Mr Gill said Loro Piana prides itself on serving extremely conscious and demanding clients who trust our company and are willing to buy only if they can trust our whole supply chain.
“We will continue to support Australia’s wool industry, but advocate change in directors to cease mulesing.
“We would love to see people like Noel Henderson, who ceased mulesing in 2011 to bring new ideas and fresh thinking to AWI,” she said.
“People like Noel, with strong corporate governance and global industry experience, can only add value to the AWI board.”
Sheep freeze branding needs validation
Italian top maker Claudio Lacchio accompanied Ms Carletti in Australia and said the sheep freeze branding procedure definitely looked less invasive than traditional mulesing.

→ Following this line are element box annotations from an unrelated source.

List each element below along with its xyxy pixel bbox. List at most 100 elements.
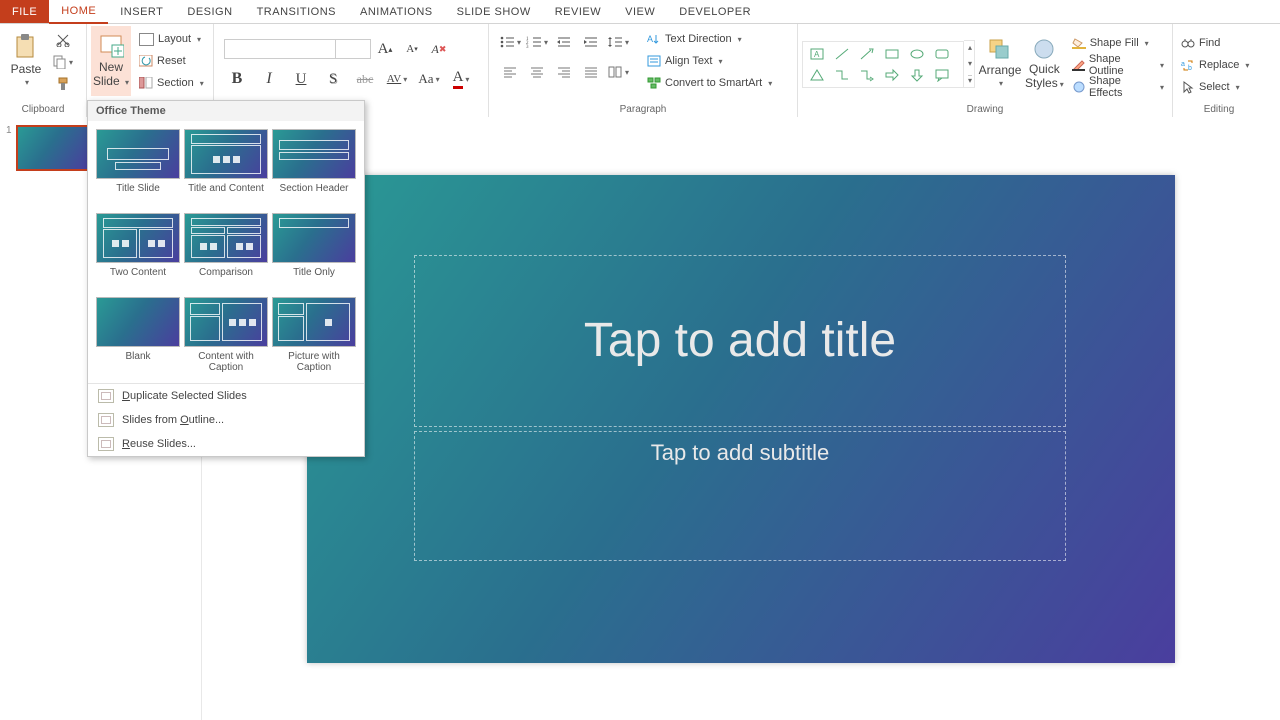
tab-insert[interactable]: INSERT: [108, 0, 175, 23]
slides-from-outline-command[interactable]: Slides from Outline...: [88, 408, 364, 432]
layout-title-slide[interactable]: Title Slide: [96, 129, 180, 207]
shape-effects-button[interactable]: Shape Effects▾: [1068, 76, 1168, 98]
clipboard-group-label: Clipboard: [4, 102, 82, 117]
increase-indent-button[interactable]: [578, 30, 604, 54]
paste-button[interactable]: Paste ▾: [4, 26, 48, 96]
shape-fill-button[interactable]: Shape Fill▾: [1068, 32, 1168, 54]
replace-label: Replace: [1199, 59, 1239, 71]
font-size-combo[interactable]: [336, 39, 371, 59]
shape-right-arrow[interactable]: [880, 65, 904, 85]
columns-button[interactable]: ▾: [605, 60, 631, 84]
tab-review[interactable]: REVIEW: [543, 0, 613, 23]
tab-view[interactable]: VIEW: [613, 0, 667, 23]
bold-button[interactable]: B: [224, 67, 250, 91]
shape-roundrect[interactable]: [930, 44, 954, 64]
shape-oval[interactable]: [905, 44, 929, 64]
section-button[interactable]: Section▾: [135, 72, 208, 94]
underline-button[interactable]: U: [288, 67, 314, 91]
replace-button[interactable]: abReplace▾: [1177, 54, 1253, 76]
format-painter-button[interactable]: [52, 74, 74, 94]
duplicate-slides-command[interactable]: Duplicate Selected Slides: [88, 384, 364, 408]
tab-transitions[interactable]: TRANSITIONS: [245, 0, 348, 23]
slide[interactable]: Tap to add title Tap to add subtitle: [307, 175, 1175, 663]
shapes-more[interactable]: ▾: [968, 75, 972, 85]
shrink-font-button[interactable]: A▾: [399, 37, 425, 61]
font-name-combo[interactable]: [224, 39, 336, 59]
arrange-icon: [988, 38, 1012, 62]
layout-button[interactable]: Layout▾: [135, 28, 208, 50]
layout-blank[interactable]: Blank: [96, 297, 180, 375]
quick-styles-button[interactable]: Quick Styles▾: [1025, 29, 1064, 99]
paste-label: Paste: [11, 63, 42, 75]
shape-line[interactable]: [830, 44, 854, 64]
group-paragraph: ▾ 123▾ ▾ ▾ AText Directio: [489, 24, 798, 117]
font-color-button[interactable]: A▾: [448, 67, 474, 91]
decrease-indent-button[interactable]: [551, 30, 577, 54]
select-button[interactable]: Select▾: [1177, 76, 1244, 98]
copy-button[interactable]: ▾: [52, 52, 74, 72]
arrange-button[interactable]: Arrange▾: [979, 29, 1021, 99]
numbering-button[interactable]: 123▾: [524, 30, 550, 54]
group-clipboard: Paste ▾ ▾ Clipboard: [0, 24, 87, 117]
reset-icon: [139, 55, 153, 67]
effects-icon: [1072, 81, 1085, 93]
select-label: Select: [1199, 81, 1230, 93]
align-left-button[interactable]: [497, 60, 523, 84]
change-case-button[interactable]: Aa▾: [416, 67, 442, 91]
shape-rect[interactable]: [880, 44, 904, 64]
shapes-scroll-down[interactable]: ▾: [968, 59, 972, 68]
shape-elbow[interactable]: [830, 65, 854, 85]
shape-triangle[interactable]: [805, 65, 829, 85]
new-slide-button[interactable]: New Slide ▾: [91, 26, 131, 96]
slide-thumbnail-1[interactable]: [16, 125, 90, 171]
align-center-button[interactable]: [524, 60, 550, 84]
subtitle-placeholder[interactable]: Tap to add subtitle: [414, 431, 1066, 561]
ribbon-tabbar: FILE HOME INSERT DESIGN TRANSITIONS ANIM…: [0, 0, 1280, 24]
cut-button[interactable]: [52, 30, 74, 50]
shape-arrowline[interactable]: [855, 44, 879, 64]
strikethrough-button[interactable]: abc: [352, 67, 378, 91]
convert-smartart-button[interactable]: Convert to SmartArt▾: [643, 72, 776, 94]
tab-home[interactable]: HOME: [49, 0, 108, 24]
title-placeholder[interactable]: Tap to add title: [414, 255, 1066, 427]
layout-content-with-caption[interactable]: Content with Caption: [184, 297, 268, 375]
line-spacing-button[interactable]: ▾: [605, 30, 631, 54]
layout-comparison[interactable]: Comparison: [184, 213, 268, 291]
layout-picture-with-caption[interactable]: Picture with Caption: [272, 297, 356, 375]
tab-design[interactable]: DESIGN: [175, 0, 244, 23]
justify-button[interactable]: [578, 60, 604, 84]
layout-title-and-content[interactable]: Title and Content: [184, 129, 268, 207]
reset-button[interactable]: Reset: [135, 50, 208, 72]
shapes-gallery[interactable]: A: [802, 41, 964, 88]
layout-section-header[interactable]: Section Header: [272, 129, 356, 207]
tab-slideshow[interactable]: SLIDE SHOW: [445, 0, 543, 23]
find-button[interactable]: Find: [1177, 32, 1224, 54]
layout-gallery: Title Slide Title and Content Section He…: [88, 121, 364, 383]
effects-label: Shape Effects: [1089, 75, 1154, 99]
clear-formatting-button[interactable]: A✖: [426, 37, 452, 61]
new-slide-label2: Slide ▾: [93, 75, 129, 89]
shape-callout[interactable]: [930, 65, 954, 85]
align-right-button[interactable]: [551, 60, 577, 84]
copy-icon: [53, 55, 67, 69]
grow-font-button[interactable]: A▴: [372, 37, 398, 61]
text-direction-button[interactable]: AText Direction▾: [643, 28, 776, 50]
align-text-button[interactable]: Align Text▾: [643, 50, 776, 72]
reuse-slides-command[interactable]: Reuse Slides...: [88, 432, 364, 456]
shape-outline-button[interactable]: Shape Outline▾: [1068, 54, 1168, 76]
char-spacing-button[interactable]: AV▾: [384, 67, 410, 91]
tab-developer[interactable]: DEVELOPER: [667, 0, 763, 23]
bullets-icon: [499, 35, 515, 49]
find-label: Find: [1199, 37, 1220, 49]
tab-file[interactable]: FILE: [0, 0, 49, 23]
shape-down-arrow[interactable]: [905, 65, 929, 85]
layout-two-content[interactable]: Two Content: [96, 213, 180, 291]
shapes-scroll-up[interactable]: ▴: [968, 43, 972, 52]
shadow-button[interactable]: S: [320, 67, 346, 91]
tab-animations[interactable]: ANIMATIONS: [348, 0, 445, 23]
shape-elbow-arrow[interactable]: [855, 65, 879, 85]
italic-button[interactable]: I: [256, 67, 282, 91]
bullets-button[interactable]: ▾: [497, 30, 523, 54]
layout-title-only[interactable]: Title Only: [272, 213, 356, 291]
shape-textbox[interactable]: A: [805, 44, 829, 64]
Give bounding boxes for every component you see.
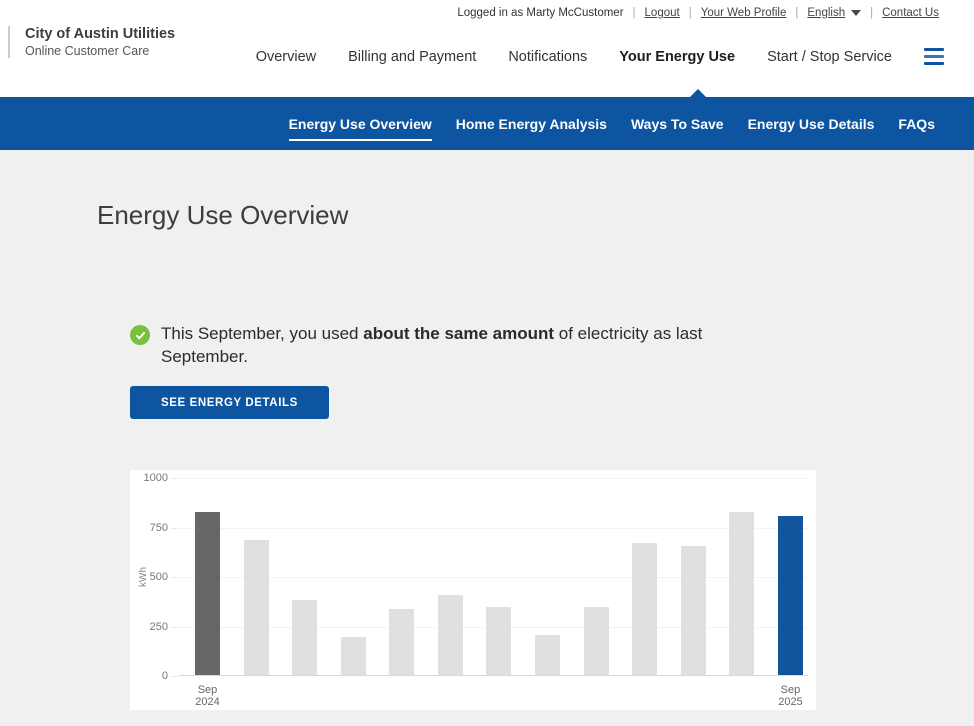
insight-text-bold: about the same amount bbox=[363, 324, 554, 343]
hamburger-menu-icon[interactable] bbox=[924, 48, 944, 65]
chart-plot bbox=[178, 478, 808, 676]
language-selector[interactable]: English bbox=[807, 7, 861, 19]
chart-bar-sep-2024[interactable] bbox=[195, 512, 220, 675]
x-tick-label: Sep2024 bbox=[178, 684, 238, 708]
y-tick-label: 250 bbox=[130, 621, 168, 633]
chart-gridline bbox=[178, 528, 808, 529]
y-tick-label: 1000 bbox=[130, 472, 168, 484]
insight-text-pre: This September, you used bbox=[161, 324, 363, 343]
y-tick-mark bbox=[171, 676, 177, 677]
brand-subtitle: Online Customer Care bbox=[25, 44, 175, 58]
chart-bar-oct-2024[interactable] bbox=[244, 540, 269, 675]
x-tick-label: Sep2025 bbox=[760, 684, 820, 708]
subnav-item-energy-use-overview[interactable]: Energy Use Overview bbox=[289, 116, 432, 132]
y-tick-label: 750 bbox=[130, 522, 168, 534]
nav-item-notifications[interactable]: Notifications bbox=[508, 49, 587, 65]
logout-link[interactable]: Logout bbox=[645, 7, 680, 19]
chart-gridline bbox=[178, 577, 808, 578]
energy-sub-nav: Energy Use Overview Home Energy Analysis… bbox=[0, 97, 974, 150]
page-title: Energy Use Overview bbox=[97, 200, 348, 231]
see-energy-details-button[interactable]: SEE ENERGY DETAILS bbox=[130, 386, 329, 419]
brand-logo[interactable]: City of Austin Utilities Online Customer… bbox=[8, 26, 175, 58]
nav-item-start-stop-service[interactable]: Start / Stop Service bbox=[767, 49, 892, 65]
chart-bar-aug-2025[interactable] bbox=[729, 512, 754, 675]
language-label: English bbox=[807, 7, 845, 19]
site-header: Logged in as Marty McCustomer | Logout |… bbox=[0, 0, 974, 97]
subnav-item-energy-use-details[interactable]: Energy Use Details bbox=[748, 116, 875, 132]
contact-us-link[interactable]: Contact Us bbox=[882, 7, 939, 19]
chart-card: kWh 02505007501000Sep2024Sep2025 bbox=[130, 470, 816, 710]
chart-bar-jan-2025[interactable] bbox=[389, 609, 414, 675]
web-profile-link[interactable]: Your Web Profile bbox=[701, 7, 787, 19]
utility-bar: Logged in as Marty McCustomer | Logout |… bbox=[457, 7, 939, 19]
chevron-down-icon bbox=[851, 10, 861, 16]
y-tick-mark bbox=[171, 528, 177, 529]
insight-text: This September, you used about the same … bbox=[161, 322, 786, 368]
y-tick-label: 0 bbox=[130, 670, 168, 682]
brand-title: City of Austin Utilities bbox=[25, 26, 175, 42]
chart-bar-jul-2025[interactable] bbox=[681, 546, 706, 675]
chart-gridline bbox=[178, 478, 808, 479]
check-icon bbox=[130, 325, 150, 345]
y-tick-label: 500 bbox=[130, 571, 168, 583]
separator: | bbox=[689, 7, 692, 19]
chart-bar-nov-2024[interactable] bbox=[292, 600, 317, 675]
chart-bar-may-2025[interactable] bbox=[584, 607, 609, 675]
active-section-pointer-caret bbox=[690, 89, 706, 97]
chart-bar-mar-2025[interactable] bbox=[486, 607, 511, 675]
y-tick-mark bbox=[171, 478, 177, 479]
insight-banner: This September, you used about the same … bbox=[130, 322, 786, 368]
nav-item-billing-and-payment[interactable]: Billing and Payment bbox=[348, 49, 476, 65]
separator: | bbox=[870, 7, 873, 19]
chart-bar-feb-2025[interactable] bbox=[438, 595, 463, 675]
chart-bar-sep-2025[interactable] bbox=[778, 516, 803, 675]
logged-in-text: Logged in as Marty McCustomer bbox=[457, 7, 623, 19]
subnav-item-ways-to-save[interactable]: Ways To Save bbox=[631, 116, 724, 132]
subnav-item-home-energy-analysis[interactable]: Home Energy Analysis bbox=[456, 116, 607, 132]
chart-bar-jun-2025[interactable] bbox=[632, 543, 657, 675]
nav-item-your-energy-use[interactable]: Your Energy Use bbox=[619, 49, 735, 65]
main-content: Energy Use Overview This September, you … bbox=[0, 150, 974, 726]
y-tick-mark bbox=[171, 627, 177, 628]
separator: | bbox=[633, 7, 636, 19]
y-tick-mark bbox=[171, 577, 177, 578]
chart-bar-apr-2025[interactable] bbox=[535, 635, 560, 675]
separator: | bbox=[795, 7, 798, 19]
main-nav: Overview Billing and Payment Notificatio… bbox=[256, 48, 944, 65]
nav-item-overview[interactable]: Overview bbox=[256, 49, 316, 65]
subnav-item-faqs[interactable]: FAQs bbox=[898, 116, 935, 132]
chart-bar-dec-2024[interactable] bbox=[341, 637, 366, 675]
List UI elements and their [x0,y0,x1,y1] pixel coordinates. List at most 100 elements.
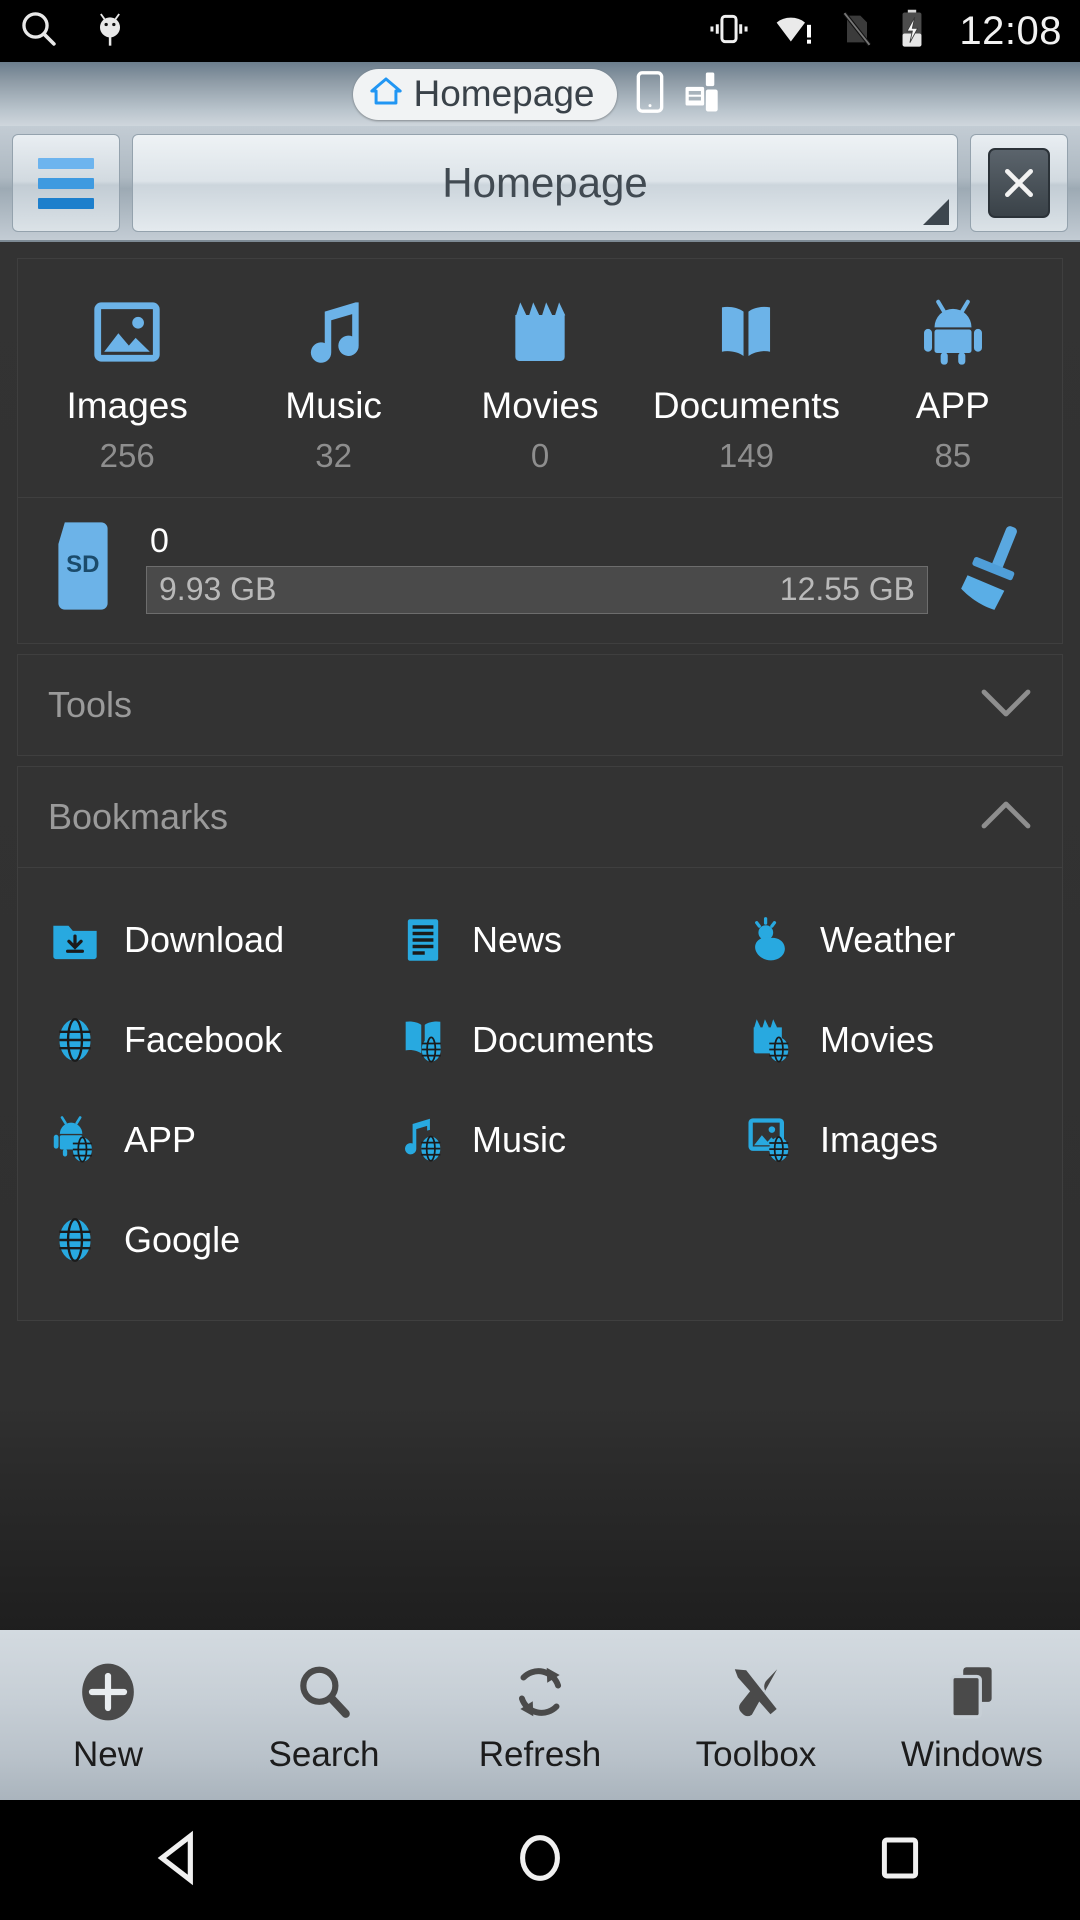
category-label: Documents [652,385,840,426]
home-icon [369,74,403,113]
toolbar-search[interactable]: Search [216,1655,432,1775]
book-globe-icon [396,1014,450,1066]
category-count: 0 [530,437,550,474]
bookmark-label: Google [124,1219,241,1260]
folder-download-icon [48,914,102,966]
path-input-value: Homepage [442,159,648,206]
bookmark-weather[interactable]: Weather [714,890,1062,990]
tab-homepage[interactable]: Homepage [353,68,617,120]
status-bar-left [18,8,130,55]
hamburger-menu-icon-bar2 [38,177,94,189]
status-bar: 12:08 [0,0,1080,62]
bookmarks-section-title: Bookmarks [48,796,229,837]
remote-devices-icon[interactable] [683,70,727,119]
square-recents-icon [874,1829,926,1892]
category-count: 256 [99,437,155,474]
tools-section-title: Tools [48,684,133,725]
address-bar: Homepage [0,126,1080,242]
refresh-icon [509,1655,571,1729]
vibrate-icon [707,9,751,54]
sd-card-icon: SD [48,520,120,617]
bookmark-label: Download [124,919,285,960]
tablet-icon[interactable] [635,70,665,119]
category-label: Movies [481,385,599,426]
sim-missing-icon [839,9,875,54]
search-icon[interactable] [18,8,60,55]
category-music[interactable]: Music 32 [230,289,436,475]
bookmark-google[interactable]: Google [18,1190,366,1290]
bookmark-images[interactable]: Images [714,1090,1062,1190]
storage-meter: 0 9.93 GB 12.55 GB [146,524,928,614]
android-robot-icon [916,289,990,369]
bookmark-facebook[interactable]: Facebook [18,990,366,1090]
bookmark-label: Documents [471,1019,655,1060]
bookmarks-section: Bookmarks Download News Weather Facebook… [17,766,1063,1321]
category-images[interactable]: Images 256 [24,289,230,475]
chevron-down-icon[interactable] [980,686,1032,725]
storage-progress-bar: 9.93 GB 12.55 GB [146,565,928,614]
triangle-back-icon [149,1827,211,1894]
plus-circle-icon [77,1655,139,1729]
storage-total-label: 12.55 GB [779,571,915,607]
bookmark-label: Music [471,1119,566,1160]
music-globe-icon [396,1114,450,1166]
tools-section[interactable]: Tools [17,654,1063,756]
toolbar-label: Refresh [478,1735,602,1774]
android-bug-icon [90,9,130,54]
bookmark-news[interactable]: News [366,890,714,990]
nav-back-button[interactable] [0,1827,360,1894]
bookmarks-section-header[interactable]: Bookmarks [18,767,1062,867]
path-input[interactable]: Homepage [132,134,958,232]
dropdown-corner-icon[interactable] [923,199,949,225]
wrench-screwdriver-icon [725,1655,787,1729]
android-globe-icon [48,1114,102,1166]
bookmark-label: Images [819,1119,939,1160]
movie-clapper-icon [503,289,577,369]
tab-label: Homepage [413,72,595,114]
bookmark-documents[interactable]: Documents [366,990,714,1090]
category-label: APP [915,385,990,426]
globe-icon [48,1214,102,1266]
nav-home-button[interactable] [360,1829,720,1892]
bookmark-download[interactable]: Download [18,890,366,990]
tools-section-header[interactable]: Tools [18,655,1062,755]
bookmark-app[interactable]: APP [18,1090,366,1190]
category-documents[interactable]: Documents 149 [643,289,849,475]
storage-free-value: 0 [150,521,169,560]
close-tab-button[interactable] [970,134,1068,232]
magnifier-icon [293,1655,355,1729]
toolbar-label: Windows [901,1735,1043,1774]
storage-row[interactable]: SD 0 9.93 GB 12.55 GB [18,497,1062,643]
svg-text:SD: SD [66,551,99,578]
bookmark-music[interactable]: Music [366,1090,714,1190]
toolbar-toolbox[interactable]: Toolbox [648,1655,864,1775]
overview-card: Images 256 Music 32 Movies 0 Documents 1… [17,258,1063,644]
toolbar-refresh[interactable]: Refresh [432,1655,648,1775]
category-count: 32 [315,437,352,474]
nav-recents-button[interactable] [720,1829,1080,1892]
hamburger-menu-button[interactable] [12,134,120,232]
toolbar-label: New [72,1735,144,1774]
windows-stack-icon [941,1655,1003,1729]
bookmark-label: Weather [819,919,956,960]
toolbar-new[interactable]: New [0,1655,216,1775]
close-icon [988,148,1050,218]
category-app[interactable]: APP 85 [850,289,1056,475]
toolbar-windows[interactable]: Windows [864,1655,1080,1775]
hamburger-menu-icon [38,157,94,169]
music-note-icon [297,289,371,369]
broom-icon[interactable] [954,520,1032,617]
globe-icon [48,1014,102,1066]
toolbar-label: Toolbox [695,1735,817,1774]
news-document-icon [396,914,450,966]
bottom-toolbar: New Search Refresh Toolbox Windows [0,1630,1080,1800]
category-movies[interactable]: Movies 0 [437,289,643,475]
category-label: Music [285,385,382,426]
hamburger-menu-icon-bar3 [38,197,94,209]
bookmark-movies[interactable]: Movies [714,990,1062,1090]
category-count: 85 [934,437,972,474]
android-nav-bar [0,1800,1080,1920]
image-globe-icon [744,1114,798,1166]
chevron-up-icon[interactable] [980,798,1032,837]
wifi-no-internet-icon [773,9,817,54]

“But the international scientific community should express an animal welfare/technical view on it.
“We are currently working with a group of Italian vets and scientists, which in cooperation with Dr John Steinfort and a couple of universities should validate or not the system, as far as they are concerned,” he said.
“Then whether it will be accepted by the animal rights groups is a different story most probably.”
Mr Lacchio believed that while the sheep freeze branding system is under scrutiny and being tested, wool from sheep it is applied to should not fall within the (current National Wool Declaration) non-mulesed category by default — even if this is the way the Australian law is structured — and it should be clearly identified in the selling catalogue.
“It could probably be considered as a better way to prevent the flystrike issue, but I do believe only as a transition method towards a (hopefully) phase out of mulesing all together.”
There is considerable industry discussion and within the current NWD review about defining sheep freeze branding and/or clips in a ‘processed non-mulesing’ category.
On the issue of market acceptance of pain relief, Mr Lacchio said big brands now just accept non-mulesed wool.
“It’s not a matter of being realistic or not, it is more to do with supplying our clients what they require, and today it is all about NM wool.”